When cops do drugs

toon_3MAY2016_TUESDAY_renelevera_COPS INTO DRUGS

The shooting and arrest of PO1 Ian Patrick Nillas Carvellida at a drug den in Pinamungajan town over the weekend simply underscored one of the reasons why Davao City Mayor Rodrigo Duterte has been leading the surveys in the presidential race.

Carvellida was caught sniffing shabu in a drug den, which is the home of suspected drug dealer Allan Salazar, who was also caught.

Two cops who were with Carvellida avoided arrest during the raid conducted by the Provincial Intelligence Branch of the Cebu provincial police.

Rather than meekly surrender, the 29-year-old Carvellida, who was likely high at the time, chose to shoot the police officers, and he got shot in the right leg for his trouble.

The raiding policemen didn’t know that Carvellida, who was in civilian attire at the time, was also a police officer assigned at Pinamungajan town until he admitted it to them.

While the Cebu Provincial Police Office (CPPO) warned that Carvellida’s fate also awaits those police officers who engage in the illegal drug trade, it seems as if this warning will fall on deaf ears.

If anything, it may be laughed off. As Salazar recounted to the police, Carvellida didn’t even need to assure him of protection before he gave him his shabu fix. Some policemen now resort to using their badges to extort drugs.
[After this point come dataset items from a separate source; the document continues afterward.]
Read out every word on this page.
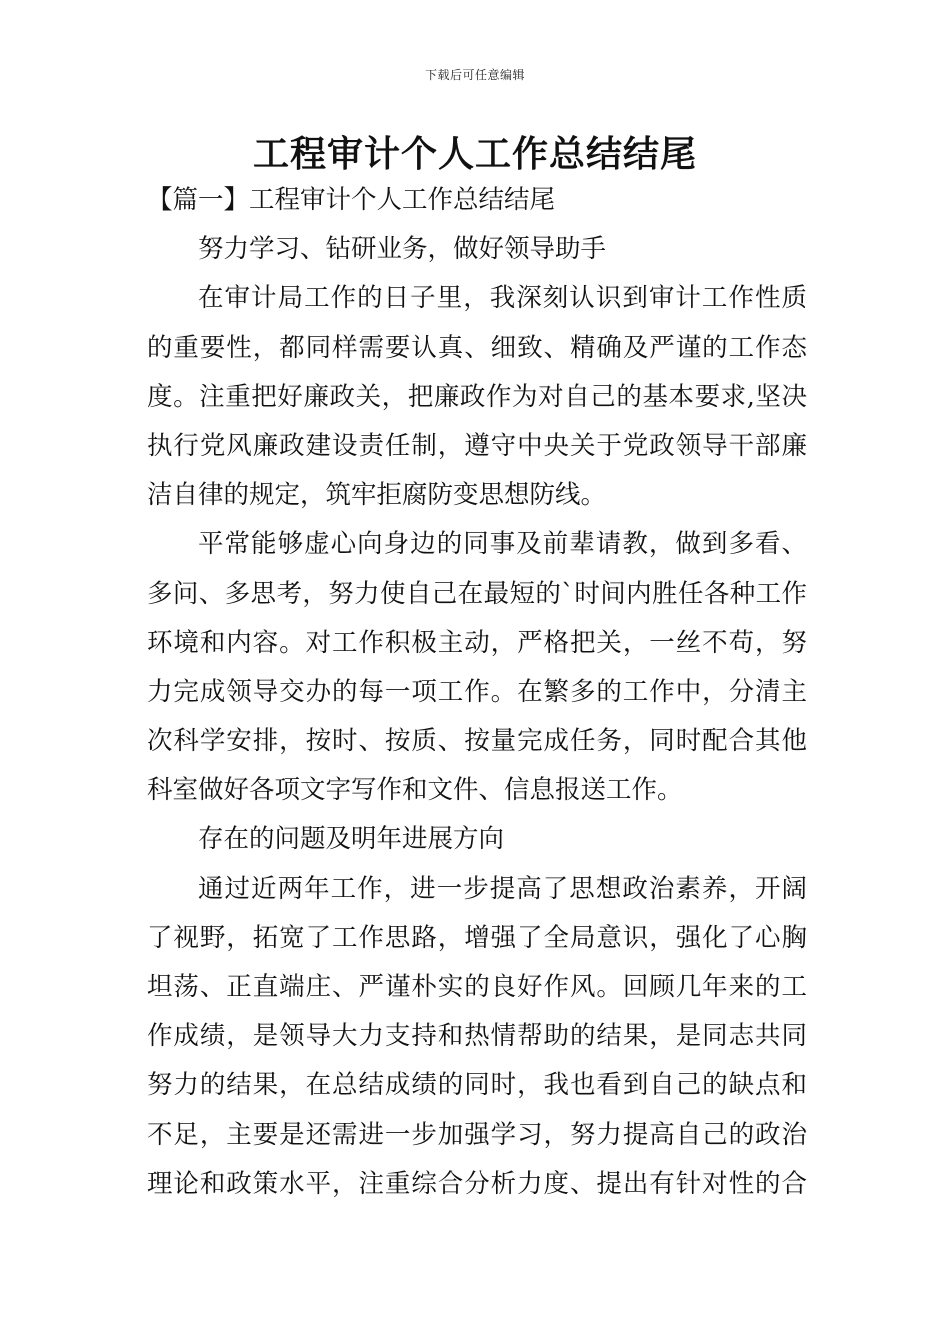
下载后可任意编辑
工程审计个人工作总结结尾
【篇一】工程审计个人工作总结结尾
努力学习、钻研业务，做好领导助手
在审计局工作的日子里，我深刻认识到审计工作性质
的重要性，都同样需要认真、细致、精确及严谨的工作态
度。注重把好廉政关，把廉政作为对自己的基本要求,坚决
执行党风廉政建设责任制，遵守中央关于党政领导干部廉
洁自律的规定，筑牢拒腐防变思想防线。
平常能够虚心向身边的同事及前辈请教，做到多看、
多问、多思考，努力使自己在最短的`时间内胜任各种工作
环境和内容。对工作积极主动，严格把关，一丝不苟，努
力完成领导交办的每一项工作。在繁多的工作中，分清主
次科学安排，按时、按质、按量完成任务，同时配合其他
科室做好各项文字写作和文件、信息报送工作。
存在的问题及明年进展方向
通过近两年工作，进一步提高了思想政治素养，开阔
了视野，拓宽了工作思路，增强了全局意识，强化了心胸
坦荡、正直端庄、严谨朴实的良好作风。回顾几年来的工
作成绩，是领导大力支持和热情帮助的结果，是同志共同
努力的结果，在总结成绩的同时，我也看到自己的缺点和
不足，主要是还需进一步加强学习，努力提高自己的政治
理论和政策水平，注重综合分析力度、提出有针对性的合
There were reports that the recruitment of cops by drug syndicates into their illegal trade starts as early as the time they enter the police force. As in every activity whether aboveboard or illicit, starting them young ensures continuity especially if it’s profitable.

An internal investigation by the National Police Commission (Napolcom) or any oversight committee would have provided hard facts, but a cursory recollection of news reports may present a small, yet accurate glimpse of how deeply compromised the ranks of police are in terms of drug dealing cops.

Any warning of severe penalties by police higher-ups like Senior Supt. Clifford Gairanod, CPPO chief, would go unheeded unless there are dogged efforts to cleanse the ranks.

While the illegal drug menace has been in existence for decades now, the severity of the problem has either been swept under the rug and has been overtaken by other pressing issues like corruption in government, economic slowdown and insurgency.

But when you learn of reports about P26.5 million worth of drugs being shipped from Cebu to neighboring Bohol province and P1.2 million worth of drugs seized by police a day after from a drug den in Barangay Camputhaw in Cebu City, you realize the menace is too serious to dismiss.

And while the police and other law enforcement agencies have managed to do their job so far, local officials have been too busy with their own agenda to bother doing something a lot more concrete about it.